This June, in honor of Miami Film Month, enjoy a variety of films on view throughout Pérez Art Museum Miami’s (PAMM) galleries including a newly-acquired film installation by Stan Douglas, a selection of works by filmmaker and video artist Beatriz Santiago Muñoz and a documentary highlighting Doris Salcedo’s work.
Kick off film month at PAMM on Thursday, June 2, 6-9pm with the museum’s most recently acquired film installation, Stan Douglas’ Luanda-Kinshasa (2013). On the terrace, DJ Hans will play music inspired by “The Church,” the famed New York City CBS 30th Street Studio featured in Luanda-Kinshasa, which generated important recordings by artists Johnny Cash, Miles Davis, Aretha Franklin, Glenn Gould and Billie Holiday. Guests can also enjoy free museum admission, as part of Free First Thursdays made possible by Knight Foundation, and happy hour drink specials (available for purchase).
Films on view in June throughout the galleries
Stan Douglas: Luanda-Kinshasa
Stan Douglas (b. 1960, Vancouver) examines how films and photographs influence our understanding of history. Drawing on intensive research and meticulous attention to detail, the artist utilizes live actors, costumes, props, and sets to render real and imagined scenes from the past with uncanny accuracy. Luanda-Kinshasa (2014)—jointly acquired by PAMM and the Los Angeles County Museum of Art—depicts a fictitious band of professional musicians at the famed CBS 30th Street Studio in 1970s New York City. Before closing its doors in 1981, “The Church” (as the studio was known) generated a host of important jazz, rock, pop and classical recordings by artists such as Johnny Cash, Miles Davis, Aretha Franklin, Glenn Gould and Billie Holiday.
Beatriz Santiago Muñoz: A Universe of Fragile Mirrors
This exhibition presents a selection of works by filmmaker and video artist, Beatriz Santiago Muñoz (b. 1972, San Juan), including a new work, Marché Salomon (2015). Capturing the ironies of post-colonial conditions in the Caribbean, Santiago Muñoz’s films and videos create connections between experimental film, ethnography and theater, alluding to material, local and symbolic histories. She documents specific communities and public sites to generate her own bricolage―an alternative story about a popular Haitian market, a toxic tropical flower or a newly discovered archeological site in Puerto Rico. Her actors are ordinary people encouraged by the artist to use strategies from performance art and reenactment. Santiago Muñoz develops her works from long periods of observation, documentation and engagement. Making the camera another character, her lens moves slowly through social and physical landscapes, capturing every detail, color, personal gesture and movement of light, creating enigmatic stills that blur the boundaries between reality and fiction.

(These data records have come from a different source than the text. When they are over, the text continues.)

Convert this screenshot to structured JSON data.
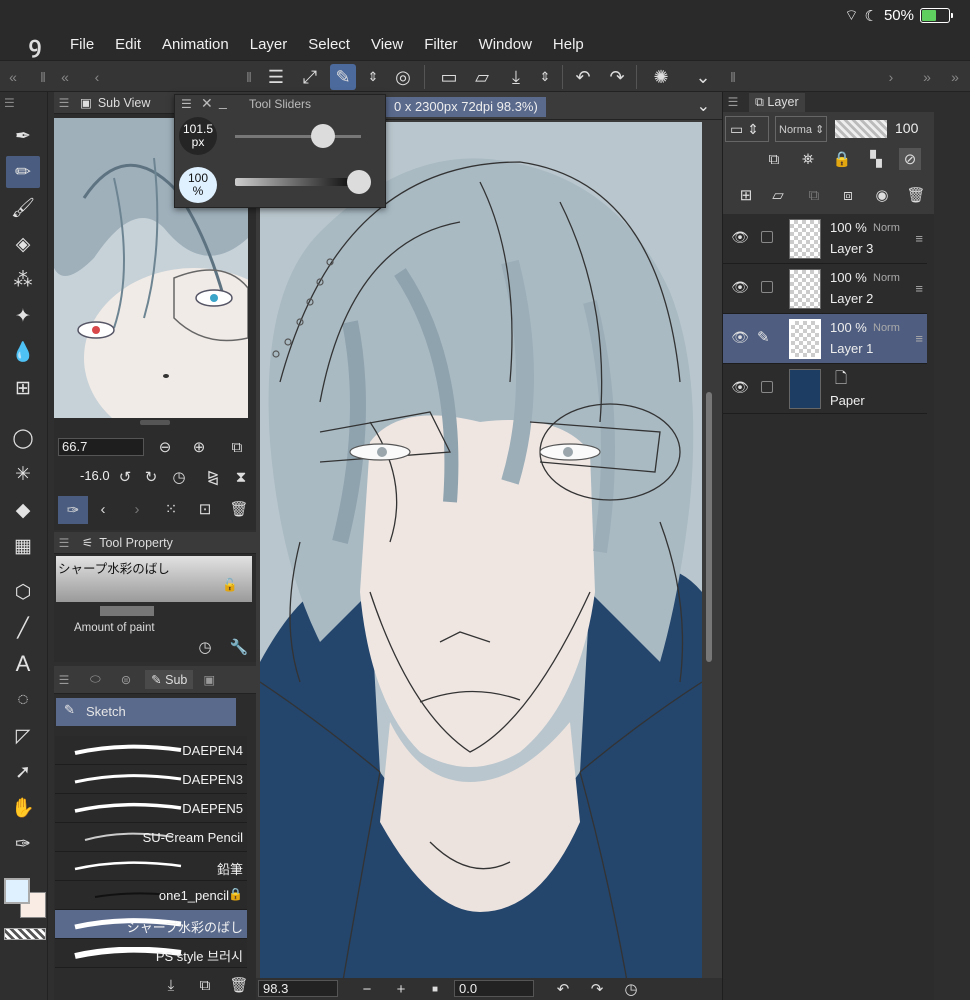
{
  "status": {
    "battery_pct": "50%",
    "battery_level": 0.5
  },
  "menu": {
    "logo": "ꝯ",
    "items": [
      "File",
      "Edit",
      "Animation",
      "Layer",
      "Select",
      "View",
      "Filter",
      "Window",
      "Help"
    ]
  },
  "subview": {
    "title": "Sub View",
    "zoom": "66.7",
    "angle": "-16.0"
  },
  "tool_sliders": {
    "title": "Tool Sliders",
    "size_value": "101.5",
    "size_unit": "px",
    "opacity_value": "100",
    "opacity_unit": "%"
  },
  "tool_property": {
    "title": "Tool Property",
    "preset_name": "シャープ水彩のばし",
    "amount_label": "Amount of paint"
  },
  "sub_tool": {
    "tab_label": "Sub",
    "group": "Sketch",
    "brushes": [
      "DAEPEN4",
      "DAEPEN3",
      "DAEPEN5",
      "SU-Cream Pencil",
      "鉛筆",
      "one1_pencil",
      "シャープ水彩のばし",
      "PS style 브러시"
    ]
  },
  "canvas": {
    "info": "0 x 2300px 72dpi 98.3%)",
    "zoom": "98.3",
    "rotation": "0.0"
  },
  "layer_panel": {
    "title": "Layer",
    "blend_mode": "Norma",
    "opacity": "100",
    "layers": [
      {
        "pct": "100 %",
        "mode": "Norm",
        "name": "Layer 3"
      },
      {
        "pct": "100 %",
        "mode": "Norm",
        "name": "Layer 2"
      },
      {
        "pct": "100 %",
        "mode": "Norm",
        "name": "Layer 1"
      },
      {
        "pct": "",
        "mode": "",
        "name": "Paper"
      }
    ]
  },
  "colors": {
    "main": "#dff1ff",
    "sub": "#f8ece4",
    "accent": "#4d6a9c",
    "paper": "#1e3d63"
  }
}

Doris Salcedo’s Public Works
This 25-minute video documents Doris Salcedo’s site-specific and large-scale public projects, which have been a significant part of her artistic production over the past 15 years. It highlights the artist’s interest in moving beyond the boundaries of museums and galleries, inserting her sculptures directly into public spaces and public consciousness. The film combines archival footage and photography with interviews with Doris, her studio assistants and gallerists, and the curators of the exhibition. It is organized around a chronological narrative, weaving in elements of Salcedo’s philosophy, biography and studio practice. It treats the development of Salcedo’s work from monument to immersive installation to the ephemeral.